Het bijzondere van een delta is dat het water altijd van twee kanten komt: vanuit de zee en, via de rivieren, vanuit het achterland. Eigenlijk van vier kanten, want de regen en het grondwater zijn er ook nog. Er is nogal wat nodig om dat te beheersen. Je kunt in onze historische bronnen zien dat drie factoren door de jaren heen bepalend waren voor het succes van ons watermanagement. Om te beginnen is dat het technische vernuft (van molengangen tot stormvloedkeringen) dat ervoor zorgt dat er ver onder de zeespiegel miljoenen mensen kunnen wonen en werken. Daarnaast is dat ons aanpassingsvermogen: als de Grote Waard onder water komt te staan maken we er een Biesbosch van. Minstens even belangrijk waren het polderend en organiserend talent van onze voorouders. Technisch vernuft, aanpassingsvermogen en organisatietalent bepalen al vele eeuwen onze drijvende kracht.

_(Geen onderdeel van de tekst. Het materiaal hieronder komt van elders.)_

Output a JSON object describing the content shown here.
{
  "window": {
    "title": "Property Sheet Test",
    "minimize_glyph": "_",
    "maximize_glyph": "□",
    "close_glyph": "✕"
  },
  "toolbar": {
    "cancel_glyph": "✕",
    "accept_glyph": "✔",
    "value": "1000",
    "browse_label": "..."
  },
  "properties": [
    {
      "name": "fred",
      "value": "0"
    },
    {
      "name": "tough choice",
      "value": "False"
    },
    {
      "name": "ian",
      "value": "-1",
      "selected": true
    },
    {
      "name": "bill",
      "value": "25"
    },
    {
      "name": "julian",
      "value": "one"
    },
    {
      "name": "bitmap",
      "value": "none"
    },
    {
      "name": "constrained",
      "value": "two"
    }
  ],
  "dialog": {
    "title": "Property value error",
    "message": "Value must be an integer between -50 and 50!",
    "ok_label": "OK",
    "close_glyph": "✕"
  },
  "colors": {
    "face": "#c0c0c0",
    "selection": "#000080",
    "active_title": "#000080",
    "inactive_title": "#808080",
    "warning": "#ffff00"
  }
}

De Historische wateratlas NL brengt onze eeuwenlange worsteling met nat en droog op overzichtelijke wijze in kaart. Daarmee schept de wateratlas de nodige helderheid over de hoofdlijnen van het verhaal van Nederland Waterland. Het land waar het water vriend en vijand tegelijk is en voor van alles en nog wat kan worden ingezet: energie, transport, landverdediging en nog heel veel meer.